SEA Scholar of the Month for February 2019: Martin Brückner
How did you become interested in studying early American literature?
I came to early American literature following a rather circuitous path. After a stint working as a land surveyor in the army, I finished a Master’s degree in American Studies and Geography in my native Germany, where—attracted by the call to “always historicize”—I became fascinated with the historical relationship between and representation of land and people in word and image. Once I worked on my dissertation, it was only a short leap to connect maps to early American literature, be it sermons and poems, plays and novels. While I now have shifted my thinking into the direction of material culture studies, my take on early American literature is deeply informed by the experience that its texts always feel raw and formative and that therefore they connect with a range of exciting literary and non-literary questions about identity and social formations. I am an immigrant and I find that early American literature continues to fascinate because (and here I channel Caroline Kirkland) many authors turned to different kinds of writings as a way to imagine a new home for us to follow.
Who is your favorite early American writer, or what is your favorite early American text, and why?
I enjoy working with early American writers because they all too often don’t fit later notions of authorship. As literary biographers keep reminding us (and a heartfelt thanks for all their work), many early authors were accidental writers who were worried as much about crops and cows as they were about how to best present ideas and articulate desires. With that in mind, I find myself playing favoritism with authors or texts that capture my imagination in the context of whatever are my current and ongoing projects. Recently, that meant I felt hooked (again) by the writings of Brockden Brown, Rowson, Equiano, and Cooper, just as I became absolutely fascinated by the literary form of the periodical press, anonymous magazine stories, and trade catalogs. On the whole, I find myself drawn to texts that are caught in the act of becoming, to texts pretending to be literary or to those that experiment with the laws of genre.
What are you currently working on?
Three projects are moving at different speeds, but all explore the relationship between American literature, material culture, and the history of capitalism. I am currently co-editing a volume investigating the phenomenon of fugitive archives; the contributors examine the facts and fictions surrounding the loss and recovery of archives or archived objects, including their structures, uses, and the challenge they pose for the curation and narration of personal and communal experience. My second project is a digital database called “ThingStor” and is conceived to become a material culture database for finding and cross-referencing objects cited in American literature and the visual arts. You can view its prototype (and actively contribute to it) at www.materialculture.udel.edu. Finally, I have begun research on a new monograph in which I explore the role of “literary objects,” in particular the transfer from popular fiction to saleable goods in the early American context of mass-marketing, cross-over products, and the vertical integration of forms.

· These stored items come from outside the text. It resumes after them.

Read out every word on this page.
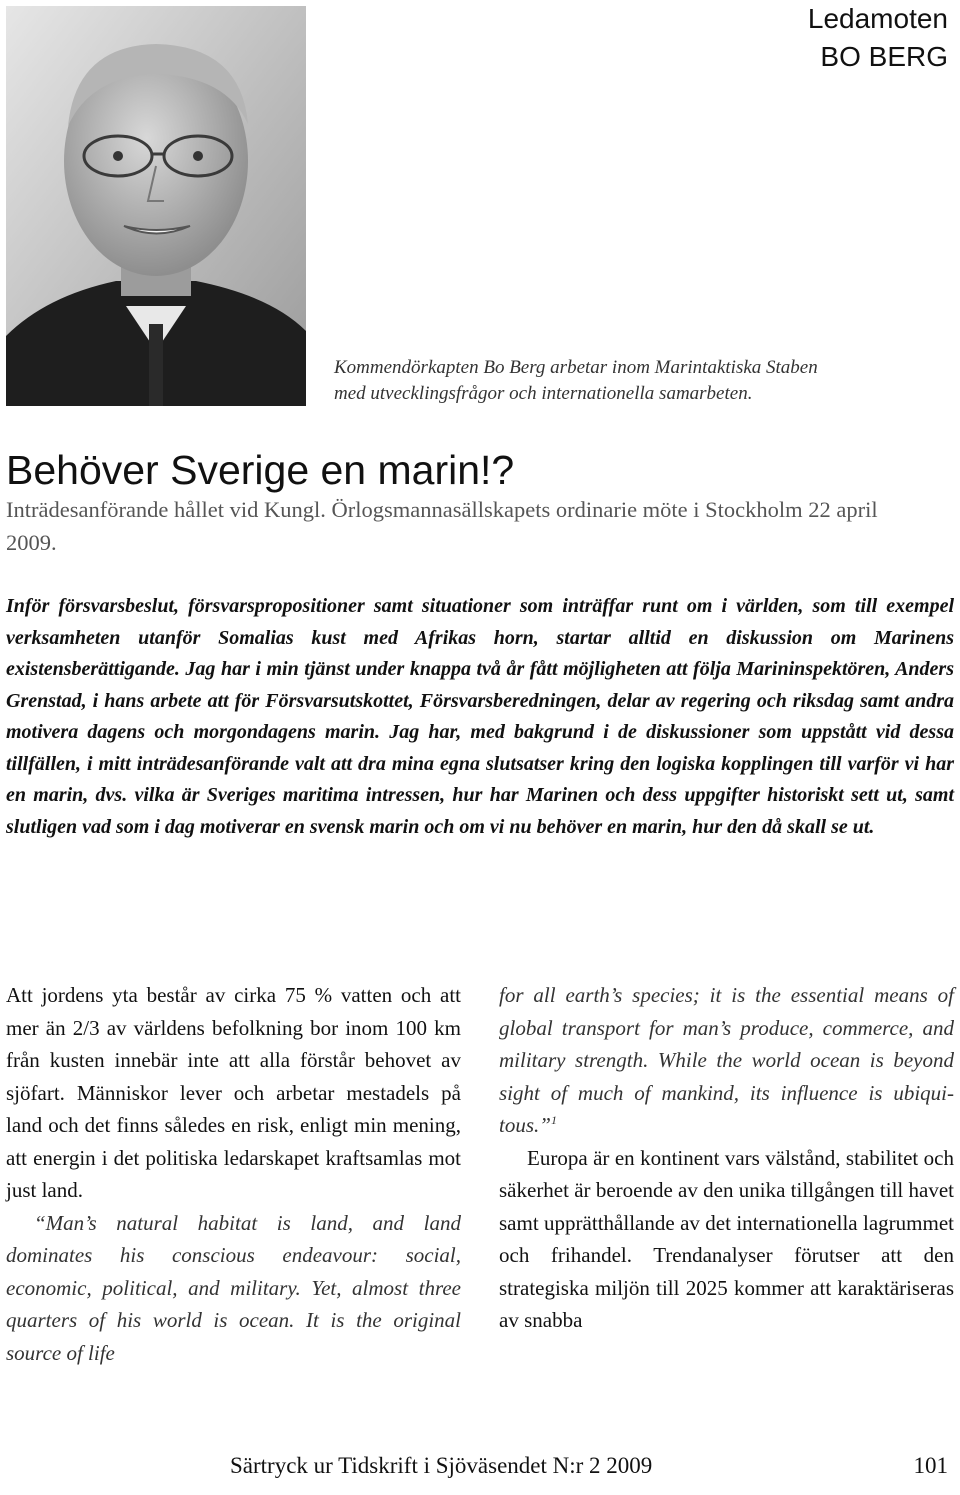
Ledamoten
BO BERG
Kommendörkapten Bo Berg arbetar inom Marintaktiska Staben
med utvecklingsfrågor och internationella samarbeten.
Behöver Sverige en marin!?
Inträdesanförande hållet vid Kungl. Örlogsmannasällskapets ordinarie möte i Stockholm 22 april 2009.
Inför försvarsbeslut, försvarspropositioner samt situationer som inträffar runt om i världen, som till exempel verksamheten utanför Somalias kust med Afrikas horn, startar alltid en diskussion om Marinens existensberättigande. Jag har i min tjänst under knappa två år fått möjligheten att följa Marininspektören, Anders Grenstad, i hans arbete att för Försvarsutskottet, Försvarsberedningen, delar av regering och riksdag samt andra motivera dagens och morgondagens marin. Jag har, med bakgrund i de diskussioner som uppstått vid dessa tillfällen, i mitt inträdesanförande valt att dra mina egna slutsatser kring den logiska kopplingen till varför vi har en marin, dvs. vilka är Sveriges maritima intressen, hur har Marinen och dess uppgifter historiskt sett ut, samt slutligen vad som i dag motiverar en svensk marin och om vi nu behöver en marin, hur den då skall se ut.

Att jordens yta består av cirka 75 % vatten och att mer än 2/3 av världens befolkning bor inom 100 km från kusten innebär inte att alla förstår behovet av sjöfart. Människor lever och arbetar mestadels på land och det finns således en risk, enligt min mening, att energin i det politiska ledarskapet kraftsamlas mot just land.

“Man’s natural habitat is land, and land dominates his conscious endeavour: social, economic, political, and military. Yet, almost three quarters of his world is ocean. It is the original source of life

for all earth’s species; it is the essential means of global transport for man’s produce, commerce, and military strength. While the world ocean is beyond sight of much of mankind, its influence is ubiquitous.”$^1$

Europa är en kontinent vars välstånd, stabilitet och säkerhet är beroende av den unika tillgången till havet samt upprätthållande av det internationella lagrummet och frihandel. Trendanalyser förutser att den strategiska miljön till 2025 kommer att karaktäriseras av snabba

Särtryck ur Tidskrift i Sjöväsendet N:r 2 2009	101
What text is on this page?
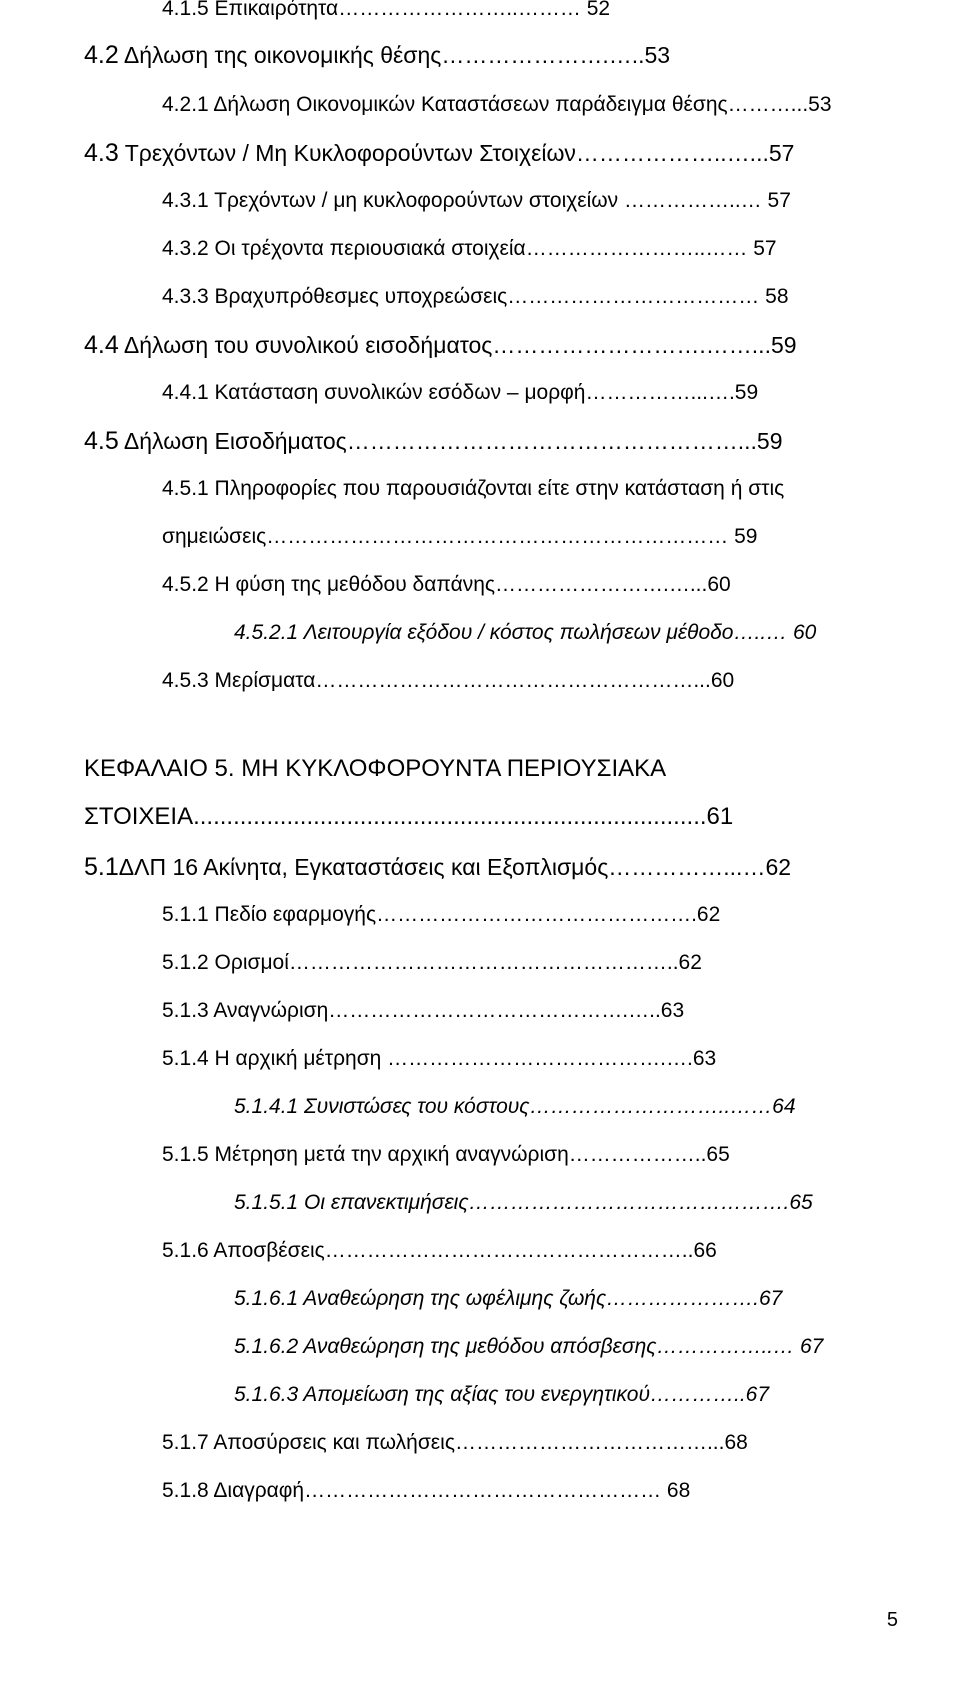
4.1.5 Επικαιρότητα……………………..……… 52
4.2 Δήλωση της οικονομικής θέσης………………….…..53
4.2.1 Δήλωση Οικονομικών Καταστάσεων παράδειγμα θέσης………...53
4.3 Τρεχόντων / Μη Κυκλοφορούντων Στοιχείων………………..…...57
4.3.1 Τρεχόντων / μη κυκλοφορούντων στοιχείων ……………..… 57
4.3.2 Οι τρέχοντα περιουσιακά στοιχεία……………………..…… 57
4.3.3 Βραχυπρόθεσμες υποχρεώσεις……………………………… 58
4.4 Δήλωση του συνολικού εισοδήματος……………………….……...59
4.4.1 Κατάσταση συνολικών εσόδων – μορφή……………...….59
4.5 Δήλωση Εισοδήματος……………………………………………...59
4.5.1 Πληροφορίες που παρουσιάζονται είτε στην κατάσταση ή στις
σημειώσεις………………………………………………………… 59
4.5.2 Η φύση της μεθόδου δαπάνης…………………….…...60
4.5.2.1 Λειτουργία εξόδου / κόστος πωλήσεων μέθοδο…..… 60
4.5.3 Μερίσματα………………………………………………...60
ΚΕΦΑΛΑΙΟ 5. ΜΗ ΚΥΚΛΟΦΟΡΟΥΝΤΑ ΠΕΡΙΟΥΣΙΑΚΑ
ΣΤΟΙΧΕΙΑ.............................................................................61
5.1ΔΛΠ 16 Ακίνητα, Εγκαταστάσεις και Εξοπλισμός……………...…62
5.1.1 Πεδίο εφαρμογής……………………………………….62
5.1.2 Ορισμοί………………………………………………..62
5.1.3 Αναγνώριση…………………………………….…..63
5.1.4 Η αρχική μέτρηση ………………………………….….63
5.1.4.1 Συνιστώσες του κόστους………………………..……64
5.1.5 Μέτρηση μετά την αρχική αναγνώριση………………..65
5.1.5.1 Οι επανεκτιμήσεις……………………………………….65
5.1.6 Αποσβέσεις……………………………………………..66
5.1.6.1 Αναθεώρηση της ωφέλιμης ζωής………………….67
5.1.6.2 Αναθεώρηση της μεθόδου απόσβεσης……………..… 67
5.1.6.3 Απομείωση της αξίας του ενεργητικού…………..67
5.1.7 Αποσύρσεις και πωλήσεις………………………………...68
5.1.8 Διαγραφή…………………………………………… 68
5
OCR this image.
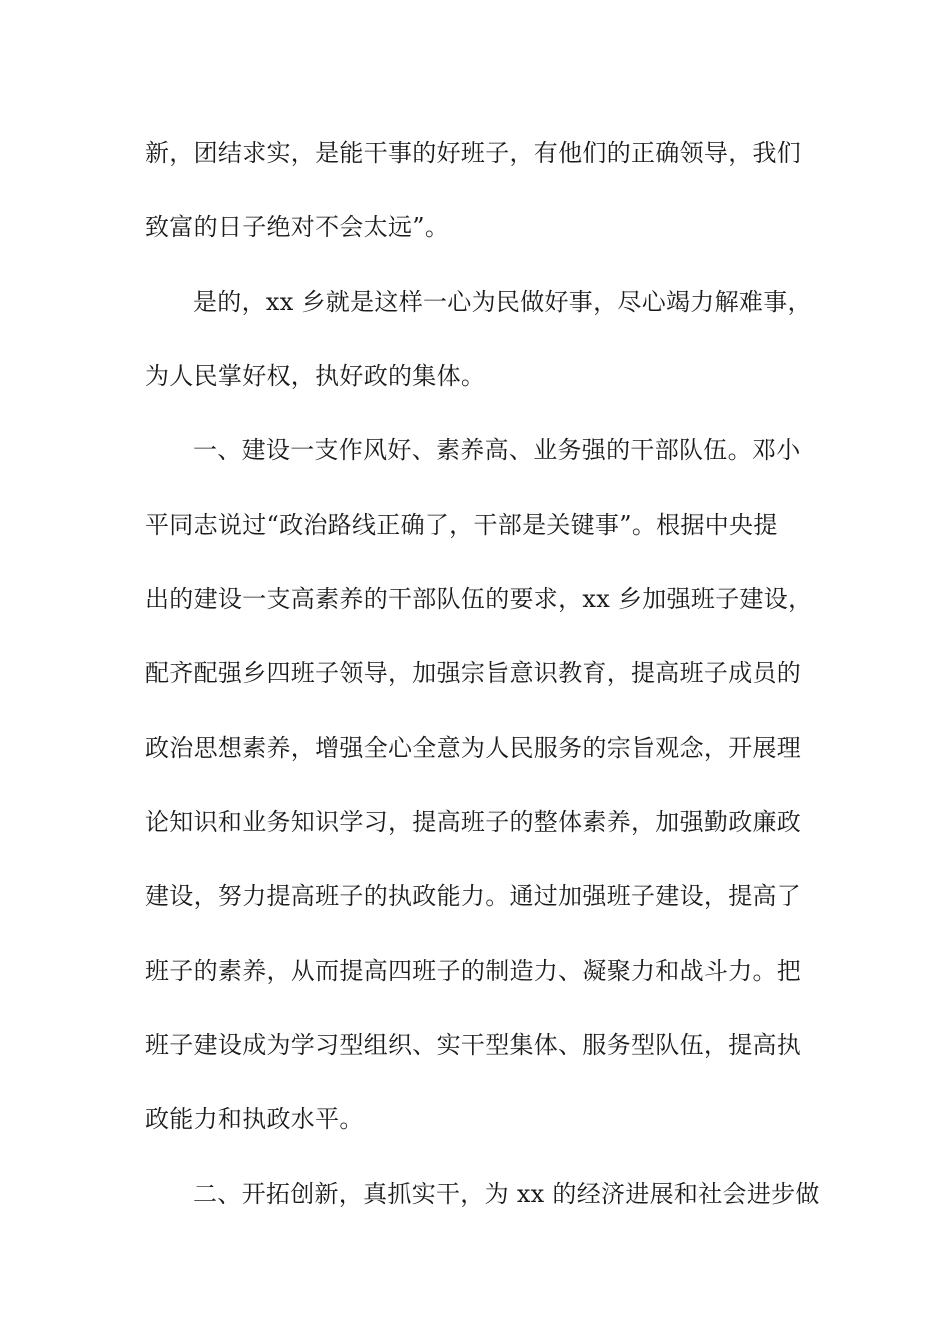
新，团结求实，是能干事的好班子，有他们的正确领导，我们
致富的日子绝对不会太远”。
是的，xx 乡就是这样一心为民做好事，尽心竭力解难事，
为人民掌好权，执好政的集体。
一、建设一支作风好、素养高、业务强的干部队伍。邓小
平同志说过“政治路线正确了，干部是关键事”。根据中央提
出的建设一支高素养的干部队伍的要求，xx 乡加强班子建设，
配齐配强乡四班子领导，加强宗旨意识教育，提高班子成员的
政治思想素养，增强全心全意为人民服务的宗旨观念，开展理
论知识和业务知识学习，提高班子的整体素养，加强勤政廉政
建设，努力提高班子的执政能力。通过加强班子建设，提高了
班子的素养，从而提高四班子的制造力、凝聚力和战斗力。把
班子建设成为学习型组织、实干型集体、服务型队伍，提高执
政能力和执政水平。
二、开拓创新，真抓实干，为 xx 的经济进展和社会进步做
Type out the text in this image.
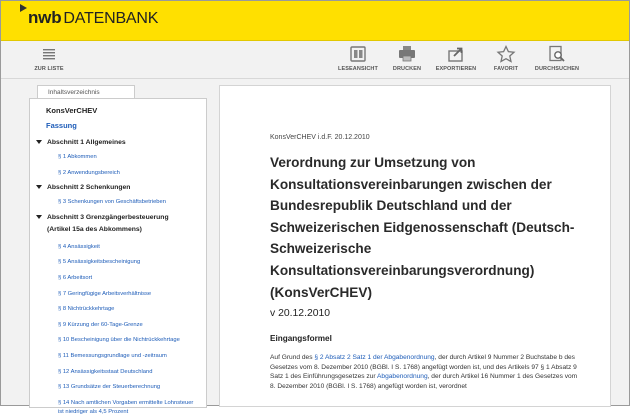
nwb DATENBANK
ZUR LISTE	LESEANSICHT	DRUCKEN	EXPORTIEREN	FAVORIT	DURCHSUCHEN
Inhaltsverzeichnis
KonsVerCHEV
Fassung
Abschnitt 1 Allgemeines
§ 1 Abkommen
§ 2 Anwendungsbereich
Abschnitt 2 Schenkungen
§ 3 Schenkungen von Geschäftsbetrieben
Abschnitt 3 Grenzgängerbesteuerung
(Artikel 15a des Abkommens)
§ 4 Ansässigkeit
§ 5 Ansässigkeitsbescheinigung
§ 6 Arbeitsort
§ 7 Geringfügige Arbeitsverhältnisse
§ 8 Nichtrückkehrtage
§ 9 Kürzung der 60-Tage-Grenze
§ 10 Bescheinigung über die Nichtrückkehrtage
§ 11 Bemessungsgrundlage und -zeitraum
§ 12 Ansässigkeitsstaat Deutschland
§ 13 Grundsätze der Steuerberechnung
§ 14 Nach amtlichen Vorgaben ermittelte Lohnsteuer
ist niedriger als 4,5 Prozent
KonsVerCHEV i.d.F. 20.12.2010
Verordnung zur Umsetzung von Konsultationsvereinbarungen zwischen der Bundesrepublik Deutschland und der Schweizerischen Eidgenossenschaft (Deutsch-Schweizerische Konsultationsvereinbarungsverordnung) (KonsVerCHEV)
v 20.12.2010
Eingangsformel
Auf Grund des § 2 Absatz 2 Satz 1 der Abgabenordnung, der durch Artikel 9 Nummer 2 Buchstabe b des Gesetzes vom 8. Dezember 2010 (BGBl. I S. 1768) angefügt worden ist, und des Artikels 97 § 1 Absatz 9 Satz 1 des Einführungsgesetzes zur Abgabenordnung, der durch Artikel 16 Nummer 1 des Gesetzes vom 8. Dezember 2010 (BGBl. I S. 1768) angefügt worden ist, verordnet
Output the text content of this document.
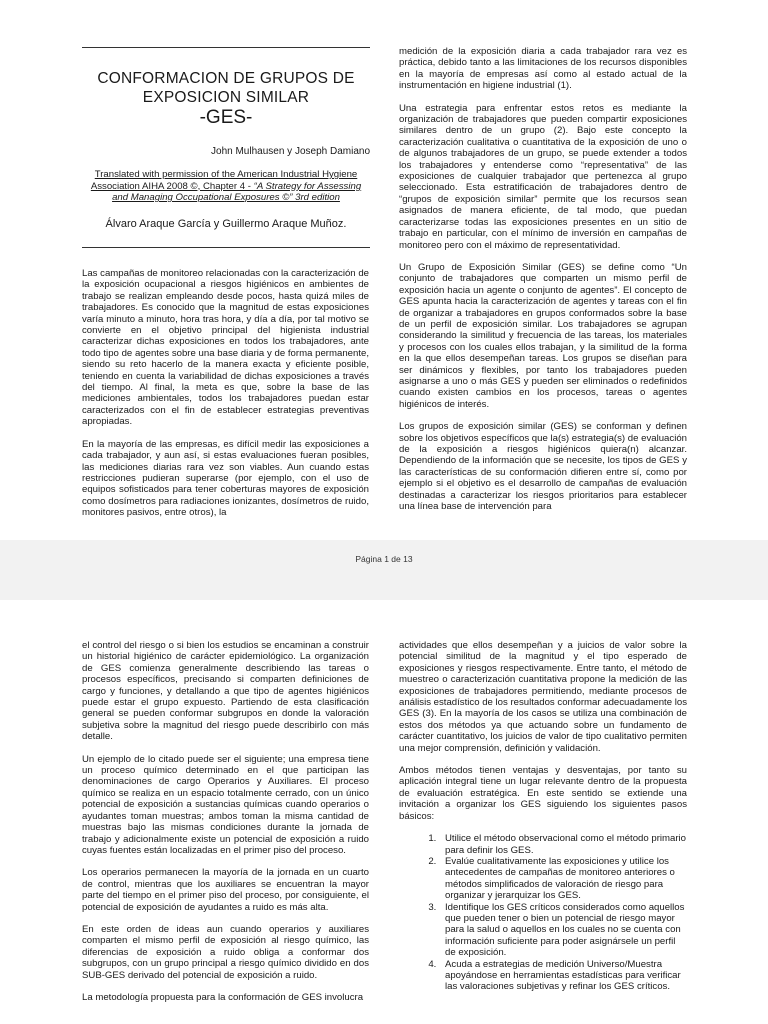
CONFORMACION DE GRUPOS DE
EXPOSICION SIMILAR
-GES-
John Mulhausen y Joseph Damiano
Translated with permission of the American Industrial Hygiene
Association AIHA 2008 ©, Chapter 4 - “A Strategy for Assessing
and Managing Occupational Exposures ©” 3rd edition
Álvaro Araque García y Guillermo Araque Muñoz.

Las campañas de monitoreo relacionadas con la caracterización de la exposición ocupacional a riesgos higiénicos en ambientes de trabajo se realizan empleando desde pocos, hasta quizá miles de trabajadores. Es conocido que la magnitud de estas exposiciones varía minuto a minuto, hora tras hora, y día a día, por tal motivo se convierte en el objetivo principal del higienista industrial caracterizar dichas exposiciones en todos los trabajadores, ante todo tipo de agentes sobre una base diaria y de forma permanente, siendo su reto hacerlo de la manera exacta y eficiente posible, teniendo en cuenta la variabilidad de dichas exposiciones a través del tiempo. Al final, la meta es que, sobre la base de las mediciones ambientales, todos los trabajadores puedan estar caracterizados con el fin de establecer estrategias preventivas apropiadas.

En la mayoría de las empresas, es difícil medir las exposiciones a cada trabajador, y aun así, si estas evaluaciones fueran posibles, las mediciones diarias rara vez son viables. Aun cuando estas restricciones pudieran superarse (por ejemplo, con el uso de equipos sofisticados para tener coberturas mayores de exposición como dosímetros para radiaciones ionizantes, dosímetros de ruido, monitores pasivos, entre otros), la

medición de la exposición diaria a cada trabajador rara vez es práctica, debido tanto a las limitaciones de los recursos disponibles en la mayoría de empresas así como al estado actual de la instrumentación en higiene industrial (1).

Una estrategia para enfrentar estos retos es mediante la organización de trabajadores que pueden compartir exposiciones similares dentro de un grupo (2). Bajo este concepto la caracterización cualitativa o cuantitativa de la exposición de uno o de algunos trabajadores de un grupo, se puede extender a todos los trabajadores y entenderse como “representativa” de las exposiciones de cualquier trabajador que pertenezca al grupo seleccionado. Esta estratificación de trabajadores dentro de “grupos de exposición similar” permite que los recursos sean asignados de manera eficiente, de tal modo, que puedan caracterizarse todas las exposiciones presentes en un sitio de trabajo en particular, con el mínimo de inversión en campañas de monitoreo pero con el máximo de representatividad.

Un Grupo de Exposición Similar (GES) se define como “Un conjunto de trabajadores que comparten un mismo perfil de exposición hacia un agente o conjunto de agentes”. El concepto de GES apunta hacia la caracterización de agentes y tareas con el fin de organizar a trabajadores en grupos conformados sobre la base de un perfil de exposición similar. Los trabajadores se agrupan considerando la similitud y frecuencia de las tareas, los materiales y procesos con los cuales ellos trabajan, y la similitud de la forma en la que ellos desempeñan tareas. Los grupos se diseñan para ser dinámicos y flexibles, por tanto los trabajadores pueden asignarse a uno o más GES y pueden ser eliminados o redefinidos cuando existen cambios en los procesos, tareas o agentes higiénicos de interés.

Los grupos de exposición similar (GES) se conforman y definen sobre los objetivos específicos que la(s) estrategia(s) de evaluación de la exposición a riesgos higiénicos quiera(n) alcanzar. Dependiendo de la información que se necesite, los tipos de GES y las características de su conformación difieren entre sí, como por ejemplo si el objetivo es el desarrollo de campañas de evaluación destinadas a caracterizar los riesgos prioritarios para establecer una línea base de intervención para

Página 1 de 13

el control del riesgo o si bien los estudios se encaminan a construir un historial higiénico de carácter epidemiológico. La organización de GES comienza generalmente describiendo las tareas o procesos específicos, precisando si comparten definiciones de cargo y funciones, y detallando a que tipo de agentes higiénicos puede estar el grupo expuesto. Partiendo de esta clasificación general se pueden conformar subgrupos en donde la valoración subjetiva sobre la magnitud del riesgo puede describirlo con más detalle.

Un ejemplo de lo citado puede ser el siguiente; una empresa tiene un proceso químico determinado en el que participan las denominaciones de cargo Operarios y Auxiliares. El proceso químico se realiza en un espacio totalmente cerrado, con un único potencial de exposición a sustancias químicas cuando operarios o ayudantes toman muestras; ambos toman la misma cantidad de muestras bajo las mismas condiciones durante la jornada de trabajo y adicionalmente existe un potencial de exposición a ruido cuyas fuentes están localizadas en el primer piso del proceso.

Los operarios permanecen la mayoría de la jornada en un cuarto de control, mientras que los auxiliares se encuentran la mayor parte del tiempo en el primer piso del proceso, por consiguiente, el potencial de exposición de ayudantes a ruido es más alta.

En este orden de ideas aun cuando operarios y auxiliares comparten el mismo perfil de exposición al riesgo químico, las diferencias de exposición a ruido obliga a conformar dos subgrupos, con un grupo principal a riesgo químico dividido en dos SUB-GES derivado del potencial de exposición a ruido.

La metodología propuesta para la conformación de GES involucra

actividades que ellos desempeñan y a juicios de valor sobre la potencial similitud de la magnitud y el tipo esperado de exposiciones y riesgos respectivamente. Entre tanto, el método de muestreo o caracterización cuantitativa propone la medición de las exposiciones de trabajadores permitiendo, mediante procesos de análisis estadístico de los resultados conformar adecuadamente los GES (3). En la mayoría de los casos se utiliza una combinación de estos dos métodos ya que actuando sobre un fundamento de carácter cuantitativo, los juicios de valor de tipo cualitativo permiten una mejor comprensión, definición y validación.

Ambos métodos tienen ventajas y desventajas, por tanto su aplicación integral tiene un lugar relevante dentro de la propuesta de evaluación estratégica. En este sentido se extiende una invitación a organizar los GES siguiendo los siguientes pasos básicos:

1. Utilice el método observacional como el método primario para definir los GES.
2. Evalúe cualitativamente las exposiciones y utilice los antecedentes de campañas de monitoreo anteriores o métodos simplificados de valoración de riesgo para organizar y jerarquizar los GES.
3. Identifique los GES críticos considerados como aquellos que pueden tener o bien un potencial de riesgo mayor para la salud o aquellos en los cuales no se cuenta con información suficiente para poder asignársele un perfil de exposición.
4. Acuda a estrategias de medición Universo/Muestra apoyándose en herramientas estadísticas para verificar las valoraciones subjetivas y refinar los GES críticos.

What is something you are reading right now (EAL related or otherwise) that inspires you, either personally or professionally?
I am always fascinated by studies that either connect the dots across deep archives or successfully stitch together different, perhaps even oppositional frameworks of thought and analysis. Thus, reading The Power of Objects in Eighteenth-Century British America by my colleague Jenn Van Horn in Art History has me re-imagining ideas of early American textualities, while Caroline Levine’s wonderful work on Forms makes me re-think the relationship between literature and politics.
Is there a scholar in the field who inspires you, and why?
There are so many I would want to list, but three scholars in particular have shaped very early my understanding of what it means to be a scholar in academic and non-academic settings. The late Michael (Timo) Gilmore who inevitably would end a conversation with the question “How do you know?” Wai Chee Dimock for asking “What is your argument?” And Patricia Crain whose questions frequently ended with the statement “I’d be happy to read this.” Many of us recognize the ways in which these three have shaped our intellectual life that informs the study of early American literature; but it is the pairing of personal and intellectual generosity that turns inspiration into conviction.
Martin Brückner is Professor of English and Co-Director of the Center for Material Culture Studies and the Delaware Public Humanities Institute (DELPHI) at the University of Delaware.